After marrying in Ontario in 2001 (already having conceived the first of two children) the couple moved to Georgia in the summer of 2007.  The parties proceeded to separate in the summer of 2009 as a result of accusations made by the mother whereby she claimed the father physically abused her and the children, and that the paternal grandmother sexually abused the children.  The Court in Georgia confirmed the allegations and granted the mother an ex parte protective Order.  The mother was also granted temporary custody of the children, as well as temporary spousal and child support.

When the Divorce proceedings were fused together with the child protection proceedings the Court restored the father’s right to access time with the children.  The Court also decided that the children were not to be removed from Georgia.  After having some immigration problems, the mother was forced back to Ontario – and she took the children with her, thus breaching the Order of the American Court.  She commenced proceedings in Ontario, but her matter continued in Georgia also where, in December of 2010, Justice Tuscan awarded sole custody of the children to the father, stating that the mother had failed to establish that her having sole custody of the children was in their best interests.  The mother was not present for these proceedings.  Justice Tuscan also ordered that the children be returned to Georgia immediately.  In Canada, the father moved to have this Order be enforceable, which Justice Ferguson of the Ontario Superior Court of Justice agreed to.

For the purposes of the Appeal, the mother also brought a Motion for third-party disclosure from a number of organizations in Canada and the United States, which was dismissed by Justice Juriansz.  She previously also brought an Application seeking to allow her to present viva voce evidence which was denied because the judge felt that it would not be unfair for the mother to continue without the documents she was seeking to introduce.  Also contributing to this decision was the fact that Justice Juriansz believed that introducing the documents would not have assisted the mother in establishing the degree of harm necessary to preclude the issuance/enforcement of an Order demanding the return of the children to the jurisdiction where they were residing at the time of separation (in this case, Georgia).  Having had her Motion for third-party disclosure dismissed, the mother believed that her grounds for appeal were that Justice Ferguson failed to acknowledge and give effect to Article 13(b) of the Hague Convention, which reads as follows:

Notwithstanding the provisions of the preceding Article, the judicial or administrative authority of the requested State is not bound to order the return of the child if the person, institution or other body which opposes its return establishes that:

b) there is a grave risk that his or her return would expose the child to physical or psychological harm or otherwise place the child in an intolerable situation.

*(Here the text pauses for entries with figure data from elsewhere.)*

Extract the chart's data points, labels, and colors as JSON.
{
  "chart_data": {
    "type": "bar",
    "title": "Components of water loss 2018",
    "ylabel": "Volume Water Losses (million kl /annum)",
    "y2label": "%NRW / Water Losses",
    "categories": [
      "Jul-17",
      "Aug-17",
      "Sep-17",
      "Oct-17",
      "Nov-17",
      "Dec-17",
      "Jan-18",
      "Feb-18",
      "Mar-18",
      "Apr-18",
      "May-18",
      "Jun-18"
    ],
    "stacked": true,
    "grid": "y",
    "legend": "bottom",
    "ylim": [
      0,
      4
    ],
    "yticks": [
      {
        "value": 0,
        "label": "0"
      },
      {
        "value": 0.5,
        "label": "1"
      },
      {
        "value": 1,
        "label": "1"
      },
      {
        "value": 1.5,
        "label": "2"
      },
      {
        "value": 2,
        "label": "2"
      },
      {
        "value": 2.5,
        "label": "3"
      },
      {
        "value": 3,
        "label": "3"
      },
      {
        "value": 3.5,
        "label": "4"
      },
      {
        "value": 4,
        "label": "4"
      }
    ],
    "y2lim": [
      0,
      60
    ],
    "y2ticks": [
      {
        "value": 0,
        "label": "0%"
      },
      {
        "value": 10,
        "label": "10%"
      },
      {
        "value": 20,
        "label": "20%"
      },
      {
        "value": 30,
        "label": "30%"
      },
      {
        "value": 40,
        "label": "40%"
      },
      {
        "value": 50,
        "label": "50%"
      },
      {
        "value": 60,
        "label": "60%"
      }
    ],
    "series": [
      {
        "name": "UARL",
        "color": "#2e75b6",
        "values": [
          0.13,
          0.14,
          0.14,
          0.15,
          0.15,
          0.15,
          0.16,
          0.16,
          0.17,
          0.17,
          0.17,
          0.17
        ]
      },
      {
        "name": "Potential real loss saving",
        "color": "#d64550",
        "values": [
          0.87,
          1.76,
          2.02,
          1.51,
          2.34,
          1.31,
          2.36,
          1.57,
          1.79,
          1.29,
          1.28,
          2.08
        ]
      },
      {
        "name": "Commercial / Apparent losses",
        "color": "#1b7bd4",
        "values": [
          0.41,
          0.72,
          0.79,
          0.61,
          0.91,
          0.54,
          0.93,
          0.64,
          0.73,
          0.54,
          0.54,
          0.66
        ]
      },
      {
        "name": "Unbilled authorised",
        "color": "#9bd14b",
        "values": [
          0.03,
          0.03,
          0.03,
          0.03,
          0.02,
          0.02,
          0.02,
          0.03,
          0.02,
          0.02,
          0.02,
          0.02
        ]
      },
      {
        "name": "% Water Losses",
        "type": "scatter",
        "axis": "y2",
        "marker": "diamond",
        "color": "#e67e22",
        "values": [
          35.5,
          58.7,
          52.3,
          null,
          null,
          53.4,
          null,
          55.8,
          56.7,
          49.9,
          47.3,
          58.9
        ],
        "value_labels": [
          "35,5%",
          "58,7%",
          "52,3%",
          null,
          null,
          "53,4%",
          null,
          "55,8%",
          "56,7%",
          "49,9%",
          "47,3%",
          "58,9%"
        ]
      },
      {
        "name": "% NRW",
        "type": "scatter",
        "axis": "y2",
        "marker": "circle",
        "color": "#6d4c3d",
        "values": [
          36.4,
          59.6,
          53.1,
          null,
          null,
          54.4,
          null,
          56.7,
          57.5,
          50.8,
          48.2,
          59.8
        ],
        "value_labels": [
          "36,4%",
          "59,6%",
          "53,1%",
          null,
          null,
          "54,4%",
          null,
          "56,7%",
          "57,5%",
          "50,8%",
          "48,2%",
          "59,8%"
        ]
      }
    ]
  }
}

 Unfortunately for the mother, there had been no request made for the return of the children under the Hague Convention, nor did the father’s request to enforce the Order from Georgia invoke it.

Justice Juriansz pointed out that the mother could rely on Section 43 of the Children’s Law Reform Act, which reads:

Upon Application, a court by order may supersede an extra-provincial order in respect of custody of or access to a child if the court is satisfied that the child would, on the balance of probability, suffer serious harm, if

a)    the child remains in the custody of the person legally entitled to custody of the child;

b)    the child is returned to the custody of the person entitled to custody of the child; or

c)     the child is removed from Ontario.

 The mother was faced with establishing that the children would suffer serious harm if they were removed from Ontario and returned to the custody of their father.  In the eyes of Justice Juriansz, she could not do so.  In fact, he went so far as to say the mother’s appeal was a “meritless waste of time.”  Her constant delay, absence from the proceedings in Georgia, and her apparent interest in expanding the litigation were all contributing factors to Justice Juriansz decision.  In light of the above, the appeal was dismissed and security for costs in the amount of $10,000.00 was also awarded to the father.